There's one cherished memory that grew out of my grandmother's estrangement. My grandmother's siblings, for the most part, were fearful about keeping in touch with their sister because they did not want to go against their father's wishes. However, a couple of my father's aunts and uncles did on occasion secretly defy him to maintain a connection with my grandmom.
On one such occasion, my grandmom was having a family barbecue and her sister, my Great Aunt Urse, snuck around to take part. Not in the habit of showing up empty- handed to a gathering, she brought a plate of deviled eggs arranged on a blue Limoges plate. To Aunt Urse, the plate was an everyday plate, but to the rest of us, it was clearly a fi ne piece of china. Grandmom O'Donnell recognized it right away from her mother's china collection. At the end of the party, Aunt Urse left in haste, forgetting the plate. Grandmom thought about returning it—but the temptation to have something that belonged to her mother was just too great, so she kept it. A few days later, the plate took a place of honor up on my grandmother's wall. It was the only keepsake she had from her mother, so it meant a great deal to her. She proudly showed it to everyone who came by for a visit.
She would point to it up on the wall, and say cheekily, "That's my inheritance." Except, of course, when good ol' Aunt Urse came over. For her visits, the plate was temporarily removed.
Well, the story of my grandmother's prized blue plate did not end there, because after she and most of her siblings had passed, the provenance of the plate was thrown into question. At one point, one of my father's relatives reached out to him to see if he planned to challenge the estate. My father didn't want any of their money, he said. All he wanted was his Aunt Ursula's blue plate.
And so it was settled—and now the blue plate hangs proudly on my parents' living room wall.

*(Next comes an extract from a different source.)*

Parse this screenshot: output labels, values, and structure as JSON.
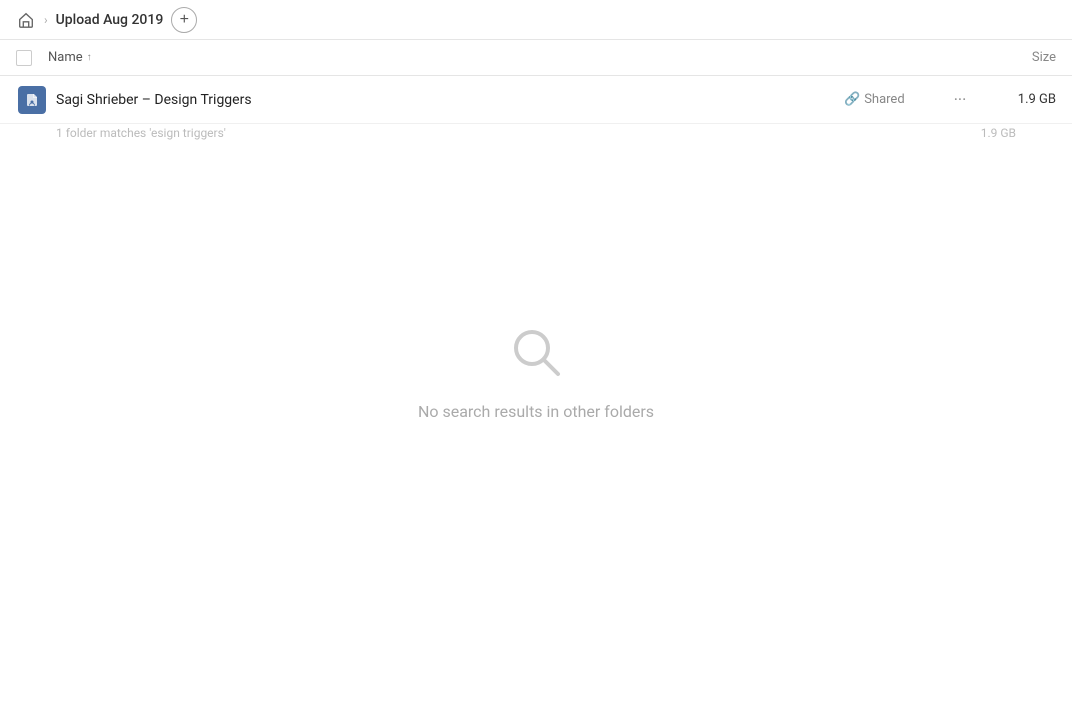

I never really knew my paternal grandfather, Francis. He was out of the picture by the time I was born. He was a difficult character. He drank . . . a lot. I share the broad details of his life with a heavy heart. He was my grandfather, after all, and it's difficult to cast a member of your own family in such a vulnerable light, but this was who he was. We do not lift or improve ourselves by ignoring the mistakes or missteps of others; rather, we must consider the bad paths they've taken or the turns they might have missed and weigh them against the roads that spread out before us. We don't do ourselves or our loved ones any favors by avoiding the truths of our lives, however ugly or heartbreaking those truths happen to be.
I only met my grandfather once. I was in fifth grade, and he was living down in Clearwater, Florida. My father hadn't been in touch with him for years, but out of the blue his father sent him a check for $1,000, as a kind of make-amends gesture. My dad recognized that check as the lonely, desperate cry that it was, so with his $1,000 he packed us six kids and my cousin Evelyn into a run-down passenger van we'd borrowed for the occasion, and we drove down to Florida for a family reunion he said was long overdue. Even as a kid, I saw this as a great lesson in forgiveness and turning the other cheek. I was old enough to understand the depths of my grandfather's mistreatment of his family, but here was my father, taking what for us was a lot of money and spending it on the man who'd showered so much abuse on him for so many years.